Friday, October 23, 2015

Four on a Friday

American Ringed-necked ducks are very cool looking with the white markings on their face. I can't figure why they don't call them Ring-billed ducks since the white ring around their bill is much more obvious from a distance than a ring around their neck. The brown one in the middle is the lone female in this bunch. For a supposedly common duck, I don't really see all that many of them. They might be mistaken for the Greater Scaup which has similar markings sans the rings.

Here is another mystery. I don't understand why this swan is so perfectly content to live life alone. You would think it would miss the companionship of others of the same species. There was a Sandhill Crane in this area a few years ago that also spent its days in a solo existence for at least a couple of years. I don't know if it is still in the area or whether it finally went looking for other Sandhills.

Here she (or is it he?) is patrolling her domain. I wonder what her reaction would be if another Mute Swan visited the pond. That would be interesting to see. Her wings are in the raised or "warning" position indicating an aggressive attitude, although I don't remember anything being near her that she might be upset with. Unless it was me. She had passed by me a few minutes earlier.

It is open season on Wood Ducks right now. It wasn't all that long ago that the population was facing extinction of a lack of good nesting sites. They naturally nest in tree cavities found in bottomland hardwood forests. Volunteers got organized and started building and installing nesting boxes and, before you know it, the ducks started coming back. There was probably a population of between twenty-five and fifty at this pond early in the spring.

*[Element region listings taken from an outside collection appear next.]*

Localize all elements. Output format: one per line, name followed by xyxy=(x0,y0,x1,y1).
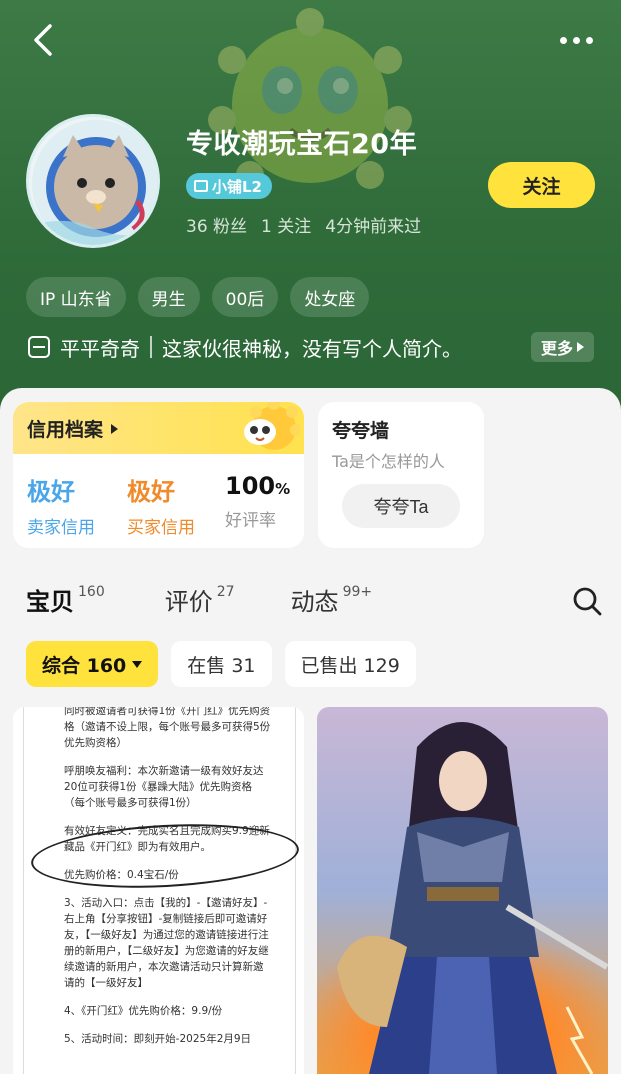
back-arrow-icon xyxy=(34,24,52,56)
product-image-document: 同时被邀请者可获得1份《开门红》优先购资格（邀请不设上限，每个账号最多可获得5份… xyxy=(23,707,296,1074)
filter-label: 在售 31 xyxy=(187,654,256,677)
signature-name: 平平奇奇 xyxy=(60,336,140,361)
fans-count[interactable]: 36 粉丝 xyxy=(186,212,247,237)
filter-bar: 综合 160 在售 31 已售出 129 xyxy=(26,641,416,687)
tab-count: 160 xyxy=(78,584,105,600)
following-count[interactable]: 1 关注 xyxy=(261,212,311,237)
tab-reviews[interactable]: 评价 27 xyxy=(165,582,235,617)
buyer-label: 买家信用 xyxy=(127,518,195,538)
tag-zodiac: 处女座 xyxy=(290,277,370,317)
seller-credit: 极好 卖家信用 xyxy=(27,472,95,538)
doc-line: 呼朋唤友福利：本次新邀请一级有效好友达20位可获得1份《暴躁大陆》优先购资格（每… xyxy=(64,765,264,809)
shop-name: 专收潮玩宝石20年 xyxy=(186,129,418,160)
doc-line: 3、活动入口：点击【我的】-【邀请好友】-右上角【分享按钮】-复制链接后即可邀请… xyxy=(64,897,269,989)
more-dots-icon xyxy=(560,36,567,44)
bio-text: 这家伙很神秘，没有写个人简介。 xyxy=(162,336,462,361)
more-button[interactable] xyxy=(553,30,593,50)
credit-body: 极好 卖家信用 极好 买家信用 100% 好评率 xyxy=(13,454,304,548)
positive-rate-label: 好评率 xyxy=(225,511,276,531)
praise-subtitle: Ta是个怎样的人 xyxy=(332,452,445,471)
tab-items[interactable]: 宝贝 160 xyxy=(26,582,105,617)
profile-stats: 36 粉丝 1 关注 4分钟前来过 xyxy=(186,212,421,237)
level-badge-label: 小铺L2 xyxy=(212,177,262,196)
doc-line: 5、活动时间：即刻开始-2025年2月9日 xyxy=(64,1033,252,1045)
chevron-right-icon xyxy=(577,342,584,352)
tab-label: 评价 xyxy=(164,588,213,616)
tab-count: 99+ xyxy=(342,584,373,600)
seller-label: 卖家信用 xyxy=(27,518,95,538)
filter-label: 综合 160 xyxy=(42,654,127,677)
last-seen: 4分钟前来过 xyxy=(325,217,422,237)
positive-rate-unit: % xyxy=(275,480,291,498)
tag-age: 00后 xyxy=(211,277,279,317)
tab-label: 动态 xyxy=(290,588,339,616)
praise-button[interactable]: 夸夸Ta xyxy=(342,484,460,528)
level-badge[interactable]: 小铺L2 xyxy=(186,173,272,199)
credit-header: 信用档案 xyxy=(13,402,304,454)
filter-sold[interactable]: 已售出 129 xyxy=(284,641,416,687)
chevron-right-icon xyxy=(111,423,119,434)
praise-title: 夸夸墙 xyxy=(332,420,390,442)
profile-tags: IP 山东省 男生 00后 处女座 xyxy=(26,277,370,317)
avatar-cat-icon xyxy=(32,120,157,245)
credit-card[interactable]: 信用档案 极好 卖家信用 极好 买家信用 100% 好评率 xyxy=(13,402,304,548)
buyer-credit: 极好 买家信用 xyxy=(127,472,195,538)
search-button[interactable] xyxy=(572,586,602,616)
content-tabs: 宝贝 160 评价 27 动态 99+ xyxy=(26,582,420,617)
bio-divider xyxy=(150,336,152,358)
tab-moments[interactable]: 动态 99+ xyxy=(291,582,373,617)
tab-count: 27 xyxy=(216,584,235,600)
bio-row: 平平奇奇 这家伙很神秘，没有写个人简介。 更多 xyxy=(28,330,594,364)
credit-title-label: 信用档案 xyxy=(27,419,104,441)
mascot-watermark-icon xyxy=(208,8,412,189)
tag-gender: 男生 xyxy=(137,277,200,317)
profile-header: 专收潮玩宝石20年 小铺L2 36 粉丝 1 关注 4分钟前来过 关注 IP 山… xyxy=(0,0,621,420)
positive-rate-value: 100 xyxy=(225,472,276,500)
bio-more-label: 更多 xyxy=(540,339,573,358)
chevron-down-icon xyxy=(132,660,143,668)
filter-label: 已售出 129 xyxy=(300,654,400,677)
filter-all[interactable]: 综合 160 xyxy=(26,641,159,687)
seller-rating: 极好 xyxy=(27,478,75,506)
tab-label: 宝贝 xyxy=(26,588,74,616)
doc-line: 同时被邀请者可获得1份《开门红》优先购资格（邀请不设上限，每个账号最多可获得5份… xyxy=(64,707,271,749)
product-card[interactable]: 同时被邀请者可获得1份《开门红》优先购资格（邀请不设上限，每个账号最多可获得5份… xyxy=(13,707,304,1074)
mascot-icon xyxy=(244,402,300,450)
credit-title[interactable]: 信用档案 xyxy=(27,415,119,442)
product-image-warrior xyxy=(317,707,608,1074)
doc-line: 4、《开门红》优先购价格：9.9/份 xyxy=(64,1005,223,1017)
back-button[interactable] xyxy=(28,22,60,58)
signature-icon xyxy=(28,336,50,358)
product-card[interactable] xyxy=(317,707,608,1074)
bio-more-button[interactable]: 更多 xyxy=(530,332,594,362)
tag-ip: IP 山东省 xyxy=(26,277,126,317)
praise-wall-card[interactable]: 夸夸墙 Ta是个怎样的人 夸夸Ta xyxy=(318,402,484,548)
avatar[interactable] xyxy=(26,114,160,248)
positive-rate: 100% 好评率 xyxy=(225,472,290,531)
buyer-rating: 极好 xyxy=(127,478,175,506)
shop-icon xyxy=(194,180,208,192)
filter-on-sale[interactable]: 在售 31 xyxy=(171,641,272,687)
search-icon xyxy=(573,587,602,616)
follow-button[interactable]: 关注 xyxy=(488,162,595,208)
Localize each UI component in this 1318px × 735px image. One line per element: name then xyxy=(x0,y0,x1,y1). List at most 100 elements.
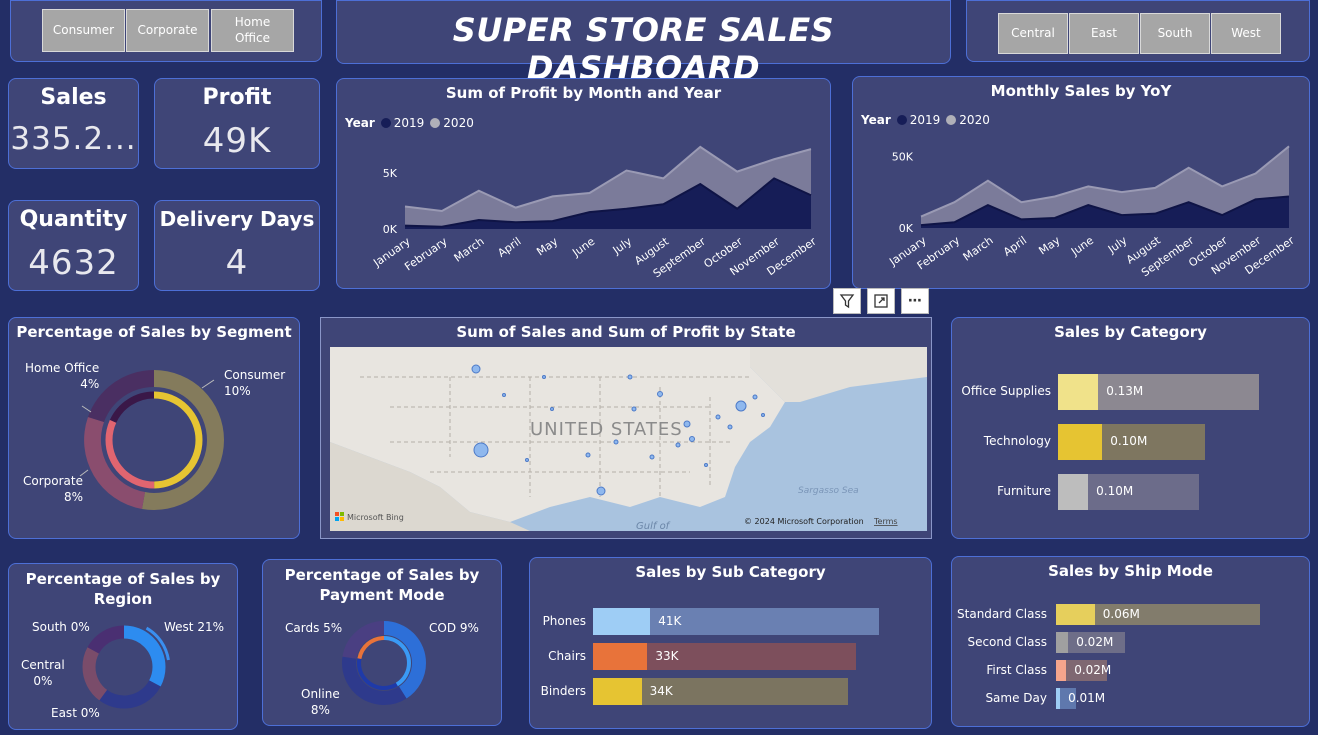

I am not sure where they are finding all the nesting cavities because there isn't one box on this pond that I am aware of.

A mother Woody will encourage her young to leave the nest the day after hatching. That can entail a jump from a hole in a tree fifty feet or more up and a march of up to a mile to get to water. They are precocious, born with their eyes open and the ability to do many things on their own such as swim. This pond is hemmed in a by major highways and a railroad track, so there is a limit to where they can find suitable nesting cavities. They are finding them somewhere close, though, since there were quite a few clutches of chicks on the pond in the spring.